A Bayesian Functional Concurrent Zero-Inflated Dirichlet-Multinomial Regression Model with Application to Infant Microbiome

Abstract

The infant microbiome undergoes rapid changes in composition over time and is associated with long-term risks of conditions such as immune strength, allergy, asthma, and other health outcomes. Modeling the associations between exposures or treatments and microbial composition over time is essential for understanding the factors that drive these changes. Estimating these temporal dynamics has several challenges including: repeated measures, overdispersion, compositionality, high-dimensional parameter spaces, and zero-inflation. Many longitudinal regression models used in human microbiome research assume constant effects over time that cannot capture time-varying or functional effects of exposures, ignore the compositional structure of the data by modeling each taxon separately, and are not equipped to handle potential zero-inflation. Dirichlet-multinomial (DM) regression models inherently accommodate overdispersion and the compositional structure of the data and have been extended to account for excess zeros. However, existing DM-based regression models are unable to additionally handle repeated measures designs. To fill this gap, we propose a functional concurrent zero-inflated Dirichlet-multinomial (FunC-ZIDM) regression model which is designed to model time-varying relations between observed covariates and microbial taxa while accounting for zero-inflation, compositionality, and repeated measures.
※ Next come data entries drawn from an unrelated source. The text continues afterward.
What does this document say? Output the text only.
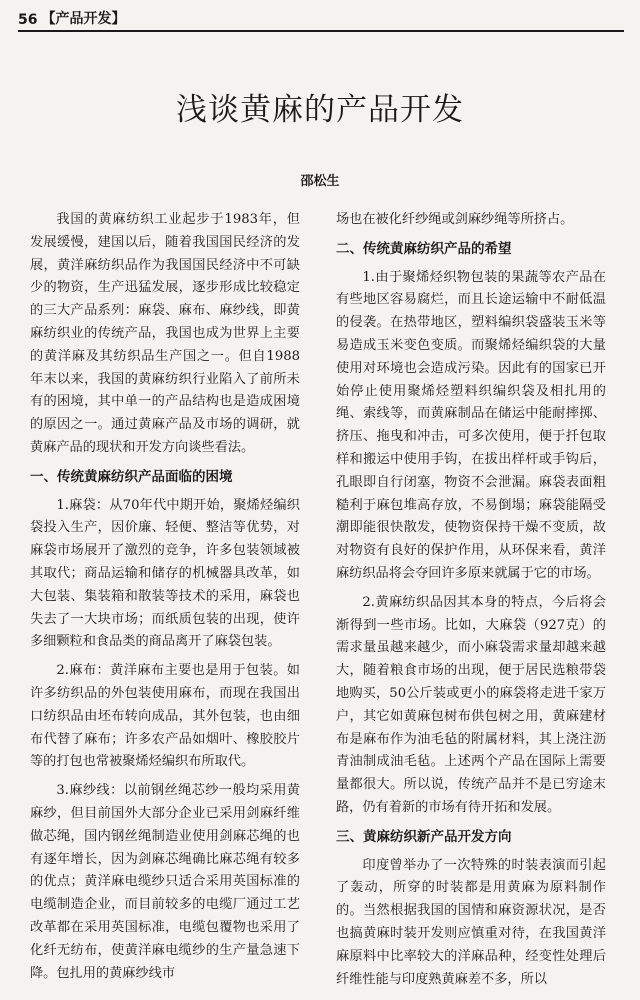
56 【产品开发】
浅谈黄麻的产品开发
邵松生

我国的黄麻纺织工业起步于1983年，但发展缓慢，建国以后，随着我国国民经济的发展，黄洋麻纺织品作为我国国民经济中不可缺少的物资，生产迅猛发展，逐步形成比较稳定的三大产品系列：麻袋、麻布、麻纱线，即黄麻纺织业的传统产品，我国也成为世界上主要的黄洋麻及其纺织品生产国之一。但自1988年末以来，我国的黄麻纺织行业陷入了前所未有的困境，其中单一的产品结构也是造成困境的原因之一。通过黄麻产品及市场的调研，就黄麻产品的现状和开发方向谈些看法。

一、传统黄麻纺织产品面临的困境

1.麻袋：从70年代中期开始，聚烯烃编织袋投入生产，因价廉、轻便、整洁等优势，对麻袋市场展开了激烈的竞争，许多包装领域被其取代；商品运输和储存的机械器具改革，如大包装、集装箱和散装等技术的采用，麻袋也失去了一大块市场；而纸质包装的出现，使许多细颗粒和食品类的商品离开了麻袋包装。

2.麻布：黄洋麻布主要也是用于包装。如许多纺织品的外包装使用麻布，而现在我国出口纺织品由坯布转向成品，其外包装，也由细布代替了麻布；许多农产品如烟叶、橡胶胶片等的打包也常被聚烯烃编织布所取代。

3.麻纱线：以前钢丝绳芯纱一般均采用黄麻纱，但目前国外大部分企业已采用剑麻纤维做芯绳，国内钢丝绳制造业使用剑麻芯绳的也有逐年增长，因为剑麻芯绳确比麻芯绳有较多的优点；黄洋麻电缆纱只适合采用英国标准的电缆制造企业，而目前较多的电缆厂通过工艺改革都在采用英国标准，电缆包覆物也采用了化纤无纺布，使黄洋麻电缆纱的生产量急速下降。包扎用的黄麻纱线市

场也在被化纤纱绳或剑麻纱绳等所挤占。

二、传统黄麻纺织产品的希望

1.由于聚烯烃织物包装的果蔬等农产品在有些地区容易腐烂，而且长途运输中不耐低温的侵袭。在热带地区，塑料编织袋盛装玉米等易造成玉米变色变质。而聚烯烃编织袋的大量使用对环境也会造成污染。因此有的国家已开始停止使用聚烯烃塑料织编织袋及相扎用的绳、索线等，而黄麻制品在储运中能耐摔掷、挤压、拖曳和冲击，可多次使用，便于扦包取样和搬运中使用手钩，在拔出样杆或手钩后，孔眼即自行闭塞，物资不会泄漏。麻袋表面粗糙利于麻包堆高存放，不易倒塌；麻袋能隔受潮即能很快散发，使物资保持干燥不变质，故对物资有良好的保护作用，从环保来看，黄洋麻纺织品将会夺回许多原来就属于它的市场。

2.黄麻纺织品因其本身的特点，今后将会渐得到一些市场。比如，大麻袋（927克）的需求量虽越来越少，而小麻袋需求量却越来越大，随着粮食市场的出现，便于居民选粮带袋地购买，50公斤装或更小的麻袋将走进千家万户，其它如黄麻包树布供包树之用，黄麻建材布是麻布作为油毛毡的附属材料，其上浇注沥青油制成油毛毡。上述两个产品在国际上需要量都很大。所以说，传统产品并不是已穷途末路，仍有着新的市场有待开拓和发展。

三、黄麻纺织新产品开发方向

印度曾举办了一次特殊的时装表演而引起了轰动，所穿的时装都是用黄麻为原料制作的。当然根据我国的国情和麻资源状况，是否也搞黄麻时装开发则应慎重对待，在我国黄洋麻原料中比率较大的洋麻品种，经变性处理后纤维性能与印度熟黄麻差不多，所以
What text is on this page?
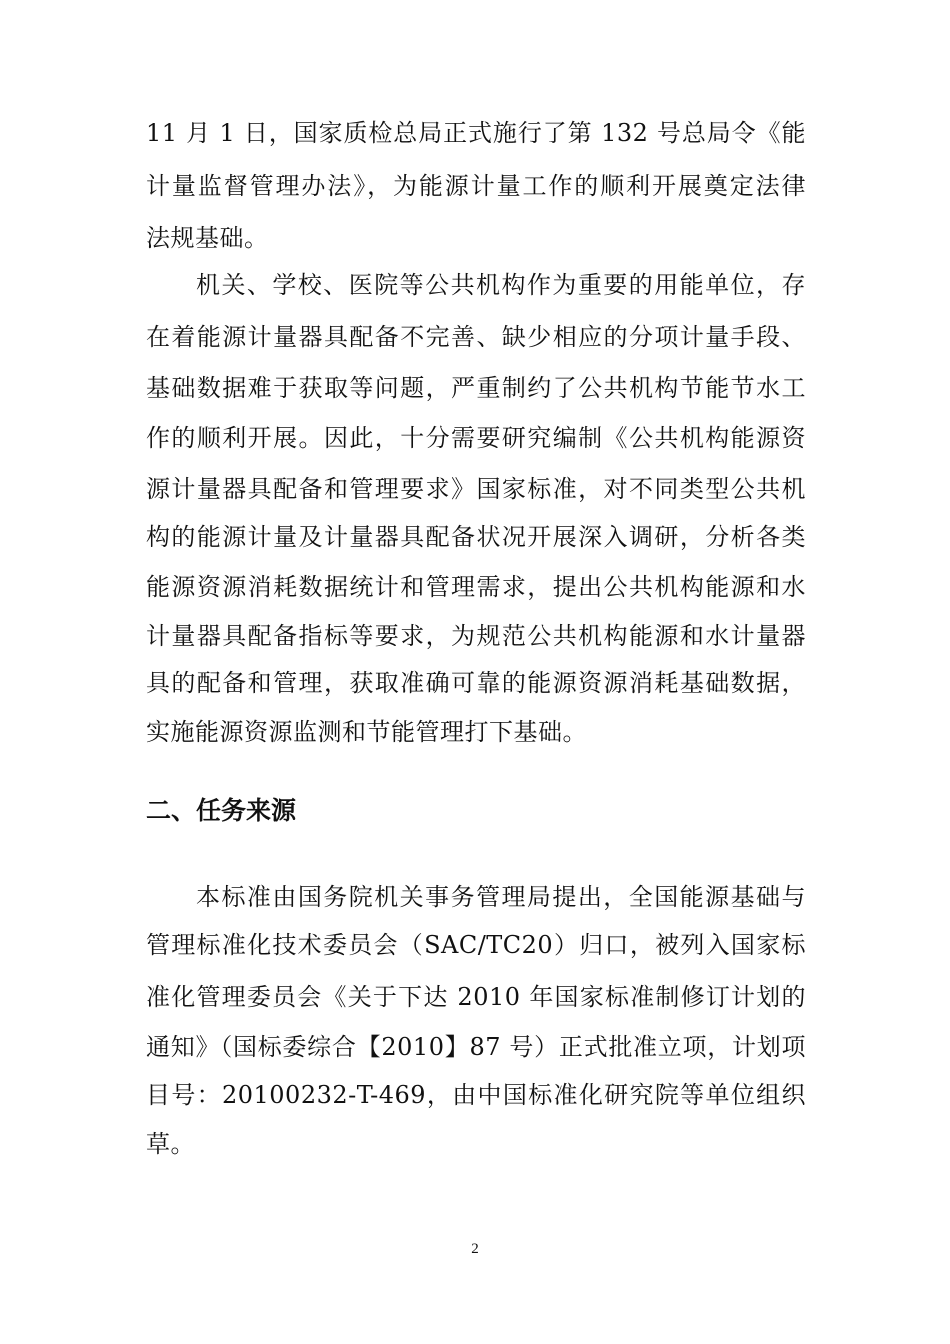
11 月 1 日，国家质检总局正式施行了第 132 号总局令《能
计量监督管理办法》，为能源计量工作的顺利开展奠定法律
法规基础。
机关、学校、医院等公共机构作为重要的用能单位，存
在着能源计量器具配备不完善、缺少相应的分项计量手段、
基础数据难于获取等问题，严重制约了公共机构节能节水工
作的顺利开展。因此，十分需要研究编制《公共机构能源资
源计量器具配备和管理要求》国家标准，对不同类型公共机
构的能源计量及计量器具配备状况开展深入调研，分析各类
能源资源消耗数据统计和管理需求，提出公共机构能源和水
计量器具配备指标等要求，为规范公共机构能源和水计量器
具的配备和管理，获取准确可靠的能源资源消耗基础数据，
实施能源资源监测和节能管理打下基础。
二、任务来源
本标准由国务院机关事务管理局提出，全国能源基础与
管理标准化技术委员会（SAC/TC20）归口，被列入国家标
准化管理委员会《关于下达 2010 年国家标准制修订计划的
通知》（国标委综合【2010】87 号）正式批准立项，计划项
目号：20100232-T-469，由中国标准化研究院等单位组织
草。
2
Through simulation, we demonstrate that the model can accurately estimate the underlying functional relations and scale to large compositional spaces. We apply our model to investigate time-varying associations between infant microbiome composition and observed covariates during the 11-week postnatal period. We found that $α$-diversity (i.e., diversity of the microbiome within an individual) is positively associated with a higher gestational age and percentage of breast milk in the diet.

Figures (6)

• Figure 1: Observed relative abundance over time (days) for individual infants and averaged over gestational age at birth. Each plot on the left-hand side represents an individual infant's observed microbial composition on the day sampled from la2014patterned, where the stacked bar represents the taxa relative abundances observed from that sample. The right-hand side splits gestational age at birth into three groups, and the daily average compositions are plotted as a stacked bar.
• Figure 2: Estimated difference in relative abundance of Bacilli, Clostridia, and Gammaproteobacteria over time as baseline covariate values ($\mathbf{x}(t)=\mathbf{0}$). The figure shows the posterior mean (solid blue line) and 0.95 probability credible intervals (dashed black lines). Bacilli, Clostridia, and Gammaproteobacteria were the three most abundant taxa at baseline values of the covariates.
• Figure 3: The estimated mean multiplicative difference in relative abundance, $\Delta_{v} \text{RA}_{jp}[t, \mathbf{x}(t)]$, and $\alpha$-diversity, $\Delta_{v} \alpha_{p}[t, \mathbf{x}(t)]$, with a $v$-weak difference in gestational age at birth for Clostridia and Gammaproteobacteria. The left plot shows the $\Delta_{v} \text{RA}_{jp}[t, \mathbf{x}(t)]$ for Clostridia and Gammaproteobacteria, and the right plot shows the $\Delta_{v} \alpha_{p}[t, \mathbf{x}(t)]$ with $l=0.75$.
• Figure 4: The estimated multiplicative difference in relative abundance, $\Delta_{v} \text{RA}_{jp}[t, \mathbf{x}(t)]$, for infants on a diet of 10-50% breast milk compared to $<$$10\%$ breast milk for the three most abundant taxa (left plot). For reference, we provide the estimated functional coefficients, $\beta_{jp}(t)$, for infants on a diet of 10-50% breast milk (right plot).
• Figure 5: Results from simulation scenario 1 demonstrating performance as a function of zero-inflation level. The figure shows Gaussian kernel moving averages with a bandwidth of 750 across levels of zero-inflation for the active covariates. Each line represents a different model.